Training method and implementation details

In this section, we will detailedly discuss two improvements we proposed on VGAE and explain why they work in our application.

(1) cost function

As the whole interaction network is regarded as an undirected graph and each item in the adjacency matrix represents whether there exists an interaction between the two proteins, in our S-VGAE model, we define the cost function as:

$$\begin{array}{@{}rcl@{}} \begin{aligned} \mathcal{L} = \mathbb{E}_{q(\boldsymbol{Z} | \boldsymbol{X}, \boldsymbol{A})}\lbrack \log p(\boldsymbol{A^{\star}} | \boldsymbol{Z})\rbrack - KL\lbrack q(\boldsymbol{Z} | \boldsymbol{X}, \boldsymbol{A}) \| p(\boldsymbol{Z}) \rbrack \end{aligned} \end{array} $$
(11)

where KL[q(·)∥p(·)] is the Kullback-Leibler divergence between q(·) and p(·). The first term is to minimize the reconstruction error of the adjacency matrix A. It should be noticed that, we only consider those interactions with high confidence, which we specify as A (AA) to be reconstructed. The second term is to minimize the difference between q(Z|X,A) and p(Z). The cost function is the tradeoff between how accurate our model can be and how close the distribution of embeddings can match p(Z). In this case, we assume p(Z) as a Gaussian prior and the reparameterization trick is used for training [49].

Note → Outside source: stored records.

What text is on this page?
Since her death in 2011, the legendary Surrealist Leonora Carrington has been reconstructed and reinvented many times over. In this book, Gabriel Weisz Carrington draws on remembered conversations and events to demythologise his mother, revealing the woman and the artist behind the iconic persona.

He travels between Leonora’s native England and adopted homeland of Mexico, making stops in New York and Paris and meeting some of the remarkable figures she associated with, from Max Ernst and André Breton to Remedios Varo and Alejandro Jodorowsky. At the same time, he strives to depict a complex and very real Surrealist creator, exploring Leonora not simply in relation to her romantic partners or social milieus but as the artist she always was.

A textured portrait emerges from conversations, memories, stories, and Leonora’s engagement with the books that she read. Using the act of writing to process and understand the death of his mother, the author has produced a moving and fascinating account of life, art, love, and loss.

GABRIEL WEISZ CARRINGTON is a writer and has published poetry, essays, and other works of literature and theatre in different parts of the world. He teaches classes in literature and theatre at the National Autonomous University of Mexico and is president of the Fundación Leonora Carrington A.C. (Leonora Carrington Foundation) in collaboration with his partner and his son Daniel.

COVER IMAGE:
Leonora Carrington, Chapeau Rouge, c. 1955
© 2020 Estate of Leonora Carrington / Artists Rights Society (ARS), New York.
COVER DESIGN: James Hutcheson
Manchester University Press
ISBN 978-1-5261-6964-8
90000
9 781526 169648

As mentioned above, we only consider the cost of interactions with high confidence while ignoring those edges of uncertain confidence. In other words, we assume that those edges of uncertain confidence are random noises to our model and even disturb the training process thus affecting the ultimate performance. Therefore, we need to construct high-confidence sets from original datasets. For positive samples, the confidence are always high since they are actually observed. As for other items in the adjacency matrix A, they are divided into two groups: the highly negative group and the uncertain group. The edges in the highly negative group are negative edges with high confidence, which are selected based on the criteria described in the “Datasets” section.

(2) signed adjacency matrix

During the training process, the adjacency matrix A plays an important role since it not only defines the cost function but also serves as a critical parameter in the GCN. The common adjacency matrix consists of only 0 and 1. However, as we discussed in the last section, different edges actually have different confidence and therefore should have different impacts on the learning process.

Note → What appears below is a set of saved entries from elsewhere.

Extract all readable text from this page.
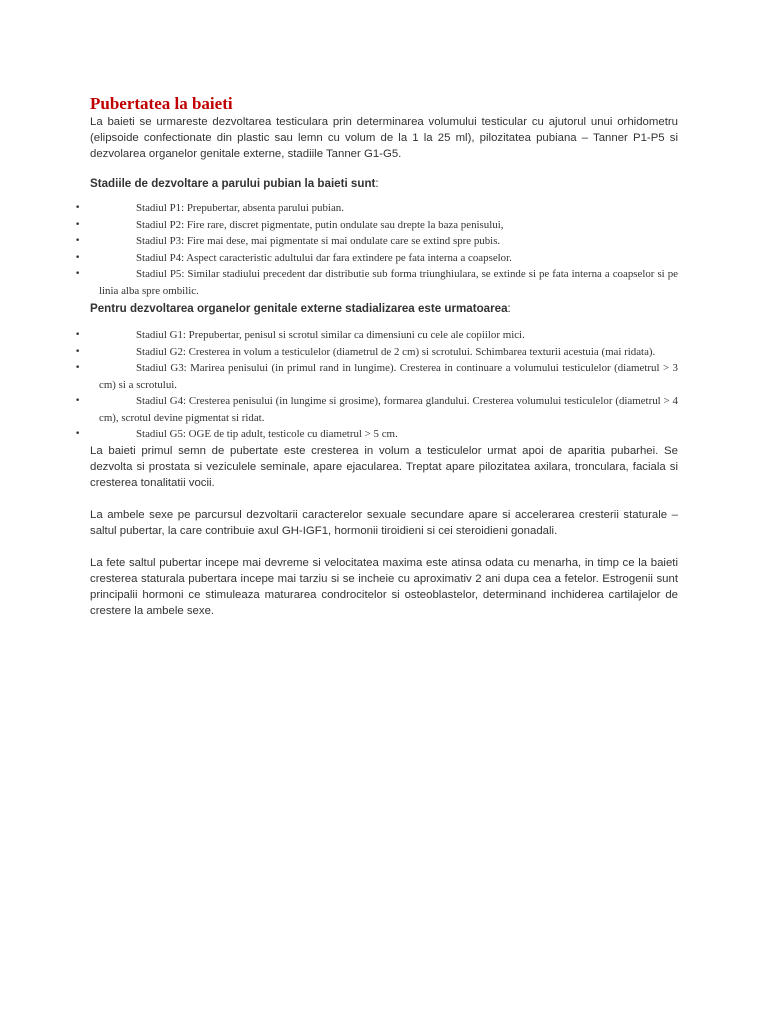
Pubertatea la baieti

La baieti se urmareste dezvoltarea testiculara prin determinarea volumului testicular cu ajutorul unui orhidometru (elipsoide confectionate din plastic sau lemn cu volum de la 1 la 25 ml), pilozitatea pubiana – Tanner P1-P5 si dezvolarea organelor genitale externe, stadiile Tanner G1-G5.

Stadiile de dezvoltare a parului pubian la baieti sunt:

•	Stadiul P1: Prepubertar, absenta parului pubian.
•	Stadiul P2: Fire rare, discret pigmentate, putin ondulate sau drepte la baza penisului,
•	Stadiul P3: Fire mai dese, mai pigmentate si mai ondulate care se extind spre pubis.
•	Stadiul P4: Aspect caracteristic adultului dar fara extindere pe fata interna a coapselor.
•	Stadiul P5: Similar stadiului precedent dar distributie sub forma triunghiulara, se extinde si pe fata interna a coapselor si pe linia alba spre ombilic.

Pentru dezvoltarea organelor genitale externe stadializarea este urmatoarea:

•	Stadiul G1: Prepubertar, penisul si scrotul similar ca dimensiuni cu cele ale copiilor mici.
•	Stadiul G2: Cresterea in volum a testiculelor (diametrul de 2 cm) si scrotului. Schimbarea texturii acestuia (mai ridata).
•	Stadiul G3: Marirea penisului (in primul rand in lungime). Cresterea in continuare a volumului testiculelor (diametrul > 3 cm) si a scrotului.
•	Stadiul G4: Cresterea penisului (in lungime si grosime), formarea glandului. Cresterea volumului testiculelor (diametrul > 4 cm), scrotul devine pigmentat si ridat.
•	Stadiul G5: OGE de tip adult, testicole cu diametrul > 5 cm.

La baieti primul semn de pubertate este cresterea in volum a testiculelor urmat apoi de aparitia pubarhei. Se dezvolta si prostata si veziculele seminale, apare ejacularea. Treptat apare pilozitatea axilara, tronculara, faciala si cresterea tonalitatii vocii.

La ambele sexe pe parcursul dezvoltarii caracterelor sexuale secundare apare si accelerarea cresterii staturale – saltul pubertar, la care contribuie axul GH-IGF1, hormonii tiroidieni si cei steroidieni gonadali.

La fete saltul pubertar incepe mai devreme si velocitatea maxima este atinsa odata cu menarha, in timp ce la baieti cresterea staturala pubertara incepe mai tarziu si se incheie cu aproximativ 2 ani dupa cea a fetelor. Estrogenii sunt principalii hormoni ce stimuleaza maturarea condrocitelor si osteoblastelor, determinand inchiderea cartilajelor de crestere la ambele sexe.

In order to embody the differentiated impacts, we assign positive edges positive values (1), the highly negative group negative values (-1) and the uncertain group 0. By setting different signs and even different weights, we expect to reinforce existing observed interactions and in the meanwhile, strengthen the negative impact of the highly negative interactions. Detailed comparison of the model with or without signed adjacency matrix in Table S1.

Feedforward neural network classifier

Instead of directly using generative model to infer interactions, we take out embeddings zi contained in the matrix Z and further train a simple neural network as the final classifier. Correspondingly, the inputs to the classifier are concatenations of embeddings of two proteins, while the output label is a binary value representing whether there exist an interaction between the two proteins.

The performance of the classifier can be remarkably good without complex neural network structures since the embeddings already contain enough information and are highly representative in the learned low-dimensional vector space.